Mosr safeguarding training confirms that it's vulnerability that attracts predators (which is why people on here raising the idea of paedophiles in relation to having children dress for their age and activity is almost a pointless argument).

Now, some more vulnerable children (thinking teens here at risk of child sexual exploitation) can dress in a particular way because they've been socialised to believe this is what gets attention, but the clothing emerges out of their vulnerability. It's the potential victim's vulnerability thay makes them a target, not their clothing. You could put me and a vulnerable 13 year old child in the same outfit and the vuknerable child would be the target. You could put a confident and secure 15 year old and a vulnerable 22 year old in an outfit and the vulnerable 22 year old would probablely be the target for an abusive partner.

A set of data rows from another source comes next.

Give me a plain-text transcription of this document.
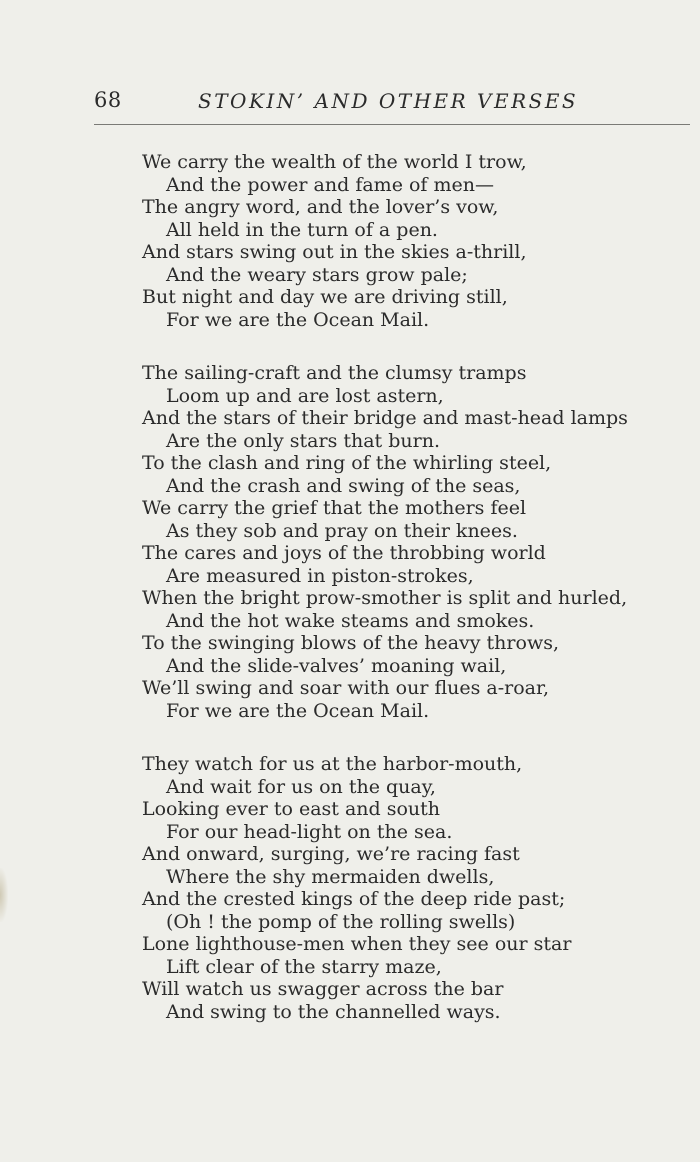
68	STOKIN’ AND OTHER VERSES
We carry the wealth of the world I trow,
And the power and fame of men—
The angry word, and the lover’s vow,
All held in the turn of a pen.
And stars swing out in the skies a-thrill,
And the weary stars grow pale;
But night and day we are driving still,
For we are the Ocean Mail.
The sailing-craft and the clumsy tramps
Loom up and are lost astern,
And the stars of their bridge and mast-head lamps
Are the only stars that burn.
To the clash and ring of the whirling steel,
And the crash and swing of the seas,
We carry the grief that the mothers feel
As they sob and pray on their knees.
The cares and joys of the throbbing world
Are measured in piston-strokes,
When the bright prow-smother is split and hurled,
And the hot wake steams and smokes.
To the swinging blows of the heavy throws,
And the slide-valves’ moaning wail,
We’ll swing and soar with our flues a-roar,
For we are the Ocean Mail.
They watch for us at the harbor-mouth,
And wait for us on the quay,
Looking ever to east and south
For our head-light on the sea.
And onward, surging, we’re racing fast
Where the shy mermaiden dwells,
And the crested kings of the deep ride past;
(Oh ! the pomp of the rolling swells)
Lone lighthouse-men when they see our star
Lift clear of the starry maze,
Will watch us swagger across the bar
And swing to the channelled ways.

The main issue is whether children should dress as children and whether adults have a duty to apply a spot of common sense before actively facilitating their child to be socialised into very narrow models of female attactiveness at the age if 10.

ColoursOfRain · 22/06/2018 08:02

Overtly sexual clothing advertises vulnerability.

It's not a hard concept.

MaisyPops · 22/06/2018 08:49

I'm not doubting it can indicate vulnerability.

I'm saying just wearing the clothes isn't an advert for predators and someone who wears certain clothes isn't automatically vulnerable. When we start getting into 'what someone wears makes them a target' it's dodgy ground.

rightknockered · 28/06/2018 16:58

I understand your point OP. I have an 8 year old daughter, who was told last year to wear shorts under her summer dress "just in case". I told her she could just wear her dress, but she was embarrassed because the teacher said it to all the children in the class and she didn't want to be singled out. It left an impression. Since then I have tried hard to teach her that it is her body and she can choose whether to wear shorts/dress/skirt/trackies/leggings etc. I would be annoyed at this email, and would send my dd in shorts and cropped top. It's a comfortable and appropriate outfit. There is nothing sexual about a 10 or 11 year old's body.

rightknockered · 28/06/2018 17:02

And even if a girl of that age is 'developing' and growing up, she shouldn't have to adapt her clothing to fit this. I don't understand it at all. I'd be taking it up with the school tbh. And I agree, this is around the age that young pre-teens get blamed and internalise the message that a woman is to blame for sexual assault.

rightknockered · 28/06/2018 17:02

And even if a girl of that age is 'developing' and growing up, she shouldn't have to adapt her clothing to fit this. I don't understand it at all. I'd be taking it up with the school tbh. And I agree, this is around the age that young pre-teens get blamed and internalise the message that a victim is to blame for sexual assault.